My job has recently ratched up the want/requirement to become CCNA certified as well as MCSE (don't want the MCSE) and I want to find a reputable training center in portland oregon or seattle washington  Can someone point me to a place that won't give ya the screw job so to speak and will help get you certified without costing an arm and leg (meaning over 2g's)


----------



## Pseudocyber (Sep 10, 2002)

Do you have to go to a boot camp? You could spend less than $1000 on 2 or 3 routers on Ebay and a couple of books and teach yourself - you'd learn more, and have the equipment to show for it.

It's not that hard if you have some experience with networking.


----------



## gotissues68 (Sep 7, 2002)

A boot camp isn't necessary.. I've just been told thats the way to go .. if you suggest a couple routers and books.. hey I've got no problem with that  I do have some exerience in networking since I work for an ISP  And I've learned to hate BGP heh. Which routers would you suggest purchasing? I work currenty with Cisco 2500 series and 7500 series and the catalyst line of switches.. our only non-cisco production product we use on the networking side of things is a Redback Networks DSL aggregation router.


----------



## Pseudocyber (Sep 10, 2002)

Ah, so you want to test my CCDA knowledge of routers eh ... 

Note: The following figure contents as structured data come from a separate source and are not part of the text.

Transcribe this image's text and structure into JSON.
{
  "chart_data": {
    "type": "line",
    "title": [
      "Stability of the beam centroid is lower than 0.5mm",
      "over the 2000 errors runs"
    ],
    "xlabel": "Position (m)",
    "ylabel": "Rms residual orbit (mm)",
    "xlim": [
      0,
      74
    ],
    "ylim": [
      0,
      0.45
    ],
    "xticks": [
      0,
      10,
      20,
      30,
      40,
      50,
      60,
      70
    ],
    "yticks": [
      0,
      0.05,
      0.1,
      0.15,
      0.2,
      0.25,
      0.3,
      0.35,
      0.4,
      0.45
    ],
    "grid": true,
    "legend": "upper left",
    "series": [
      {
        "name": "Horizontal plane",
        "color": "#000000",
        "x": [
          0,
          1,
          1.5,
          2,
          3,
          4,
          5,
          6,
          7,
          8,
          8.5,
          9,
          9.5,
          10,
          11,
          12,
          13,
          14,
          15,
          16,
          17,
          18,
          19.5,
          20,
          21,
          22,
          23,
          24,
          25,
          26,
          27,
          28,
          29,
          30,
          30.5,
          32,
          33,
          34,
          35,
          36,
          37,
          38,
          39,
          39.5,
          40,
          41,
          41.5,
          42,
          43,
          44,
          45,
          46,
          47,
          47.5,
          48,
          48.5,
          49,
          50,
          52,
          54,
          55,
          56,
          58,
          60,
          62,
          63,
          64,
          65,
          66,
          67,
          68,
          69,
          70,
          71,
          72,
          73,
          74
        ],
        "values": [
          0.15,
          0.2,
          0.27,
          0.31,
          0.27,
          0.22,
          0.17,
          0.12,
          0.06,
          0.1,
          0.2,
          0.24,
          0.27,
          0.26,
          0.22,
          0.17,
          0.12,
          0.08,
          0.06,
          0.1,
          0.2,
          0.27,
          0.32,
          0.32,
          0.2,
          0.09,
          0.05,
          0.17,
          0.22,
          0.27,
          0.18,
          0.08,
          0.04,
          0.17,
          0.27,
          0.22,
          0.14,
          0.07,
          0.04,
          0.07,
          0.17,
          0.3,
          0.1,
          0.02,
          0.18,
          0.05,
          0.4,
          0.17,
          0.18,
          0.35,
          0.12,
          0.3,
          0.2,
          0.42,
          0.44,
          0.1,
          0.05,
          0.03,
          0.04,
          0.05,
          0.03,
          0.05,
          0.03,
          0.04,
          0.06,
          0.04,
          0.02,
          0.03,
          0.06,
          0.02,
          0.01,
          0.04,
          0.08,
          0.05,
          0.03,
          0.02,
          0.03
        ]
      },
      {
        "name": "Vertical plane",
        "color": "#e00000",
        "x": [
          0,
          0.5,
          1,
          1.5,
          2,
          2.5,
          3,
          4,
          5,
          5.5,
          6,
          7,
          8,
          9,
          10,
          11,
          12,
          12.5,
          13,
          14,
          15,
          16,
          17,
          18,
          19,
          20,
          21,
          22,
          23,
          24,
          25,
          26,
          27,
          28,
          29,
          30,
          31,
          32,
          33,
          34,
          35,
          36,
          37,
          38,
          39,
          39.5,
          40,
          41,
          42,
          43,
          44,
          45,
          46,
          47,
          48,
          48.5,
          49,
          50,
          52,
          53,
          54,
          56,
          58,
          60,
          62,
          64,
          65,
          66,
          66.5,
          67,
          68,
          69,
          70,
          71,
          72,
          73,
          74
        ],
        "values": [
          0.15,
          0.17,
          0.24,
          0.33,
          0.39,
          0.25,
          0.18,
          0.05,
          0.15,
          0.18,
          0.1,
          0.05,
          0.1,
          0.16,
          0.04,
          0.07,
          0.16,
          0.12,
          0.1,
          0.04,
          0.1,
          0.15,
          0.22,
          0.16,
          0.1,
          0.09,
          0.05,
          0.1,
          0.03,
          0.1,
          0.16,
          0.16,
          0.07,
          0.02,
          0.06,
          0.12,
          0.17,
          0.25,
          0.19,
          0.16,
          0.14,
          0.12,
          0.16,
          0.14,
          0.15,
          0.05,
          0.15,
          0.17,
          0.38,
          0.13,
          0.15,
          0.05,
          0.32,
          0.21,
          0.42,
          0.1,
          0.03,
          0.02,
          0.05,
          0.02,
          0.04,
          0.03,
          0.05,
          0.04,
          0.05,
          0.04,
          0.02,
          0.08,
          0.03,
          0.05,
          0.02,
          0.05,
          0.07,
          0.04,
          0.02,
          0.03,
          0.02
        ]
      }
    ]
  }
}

Ummm ... 2500's or 2600's. Make sure you get them with multiple ethernet interfaces - so you can easily set up a couple of networks through a switch or hub. You can also set some up with serial back to back.

I think the 2500's to 2600's typically go for around $300 ea on Ebay. 

I would really recommend getting the equipment and some good books and doing it that way - you'll come out much more ahead than the bootcamp - plus you can always use the routers to further your Cisco Career certs - onward to CCNP!


----------



## gotissues68 (Sep 7, 2002)

I wanted to get your ideas on a 2501 router, seems those are the most common on Ebay.. they only come with one E-net port but int S0 and S1  if I recall (and I'm probably wrong) can't you pop an AUI connector on that port on these suckers and use that as a secondary e-net port?


----------



## Pseudocyber (Sep 10, 2002)

No. These would be very limited and you won't get to play with any routing protocols, such as RIP.


----------